Friday, Feb. 10, 1967
To the Letter
As president of the New York Stock Exchange for 15 years, G. Keith Funston always insisted that Big Board corporations promptly report significant changes in management. Living up to the letter of that rule last week was the Olin Mathieson Chemical Corp., whose messengers appeared promptly and simultaneously at wire services, publications and TV networks to pass the word that the company's new chairman would be none other than G. Keith Funston, 56, who is retiring from the Exchange when his present contract runs out in September.

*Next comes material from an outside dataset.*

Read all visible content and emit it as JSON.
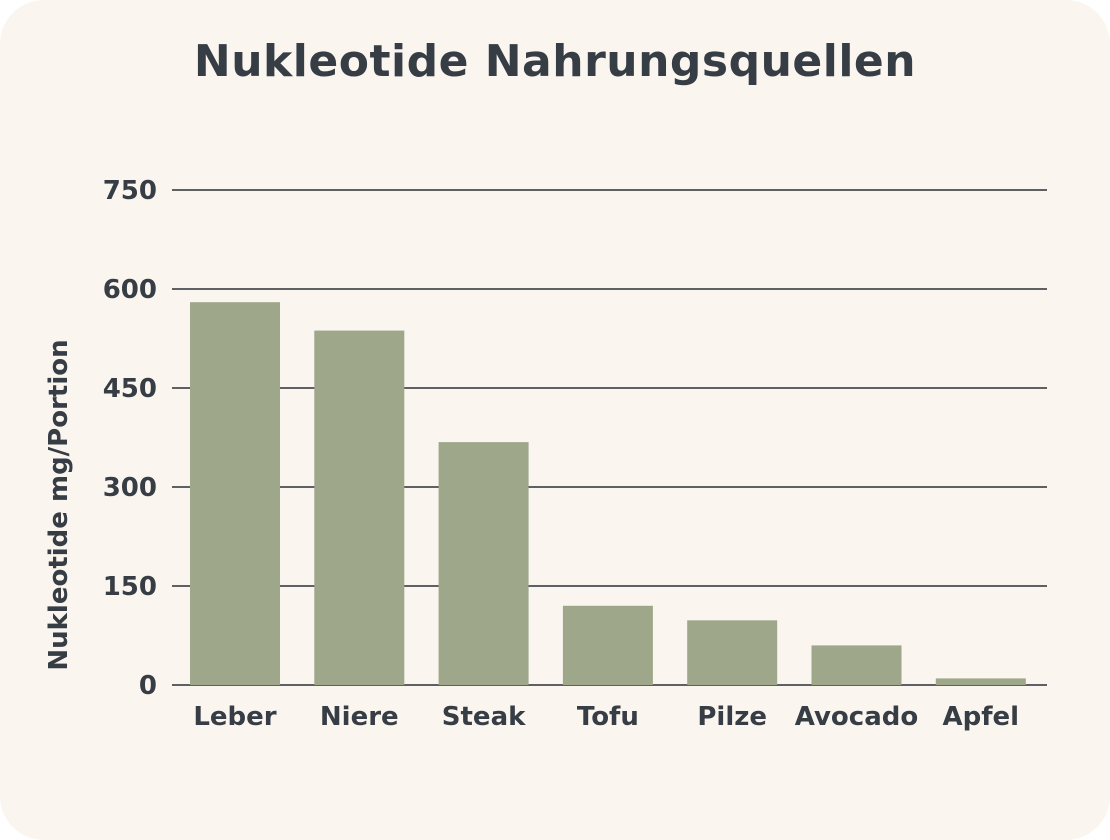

The job is not likely to tax Funston's energies. His duties will include presiding over meetings and, as Funston expressed it, "speaking out on general economic matters." He will be free to sit on other boards where there is no conflict of interest with a broadening company, which deals in 4,500 products, from shotguns to toothbrushes. The new chairman will also be free to pursue such pastimes as archaeology and golf as well as his post of senior warden at Christ Church (Episcopal) in Greenwich, Conn.
Olin Mathieson's management will remain very much in the hands of President and Chief Executive Gordon Grand Jr., 49. After the sudden death last October of Olin Chairman N. Harvey Collisson, Grand assumed that role in addition to his own duties, but will now be able to relinquish the chair. Since he took charge 22 months ago, Grand has pulled Olin Mathieson's disparate operations together into five groups, expanded its operations in 70 countries. At the time he assumed power, he forecast that the corporation would exceed $1 billion in annual sales by 1967; last week Olin Mathieson reported a 19% gain in sales, to $1.1 billion, in 1966.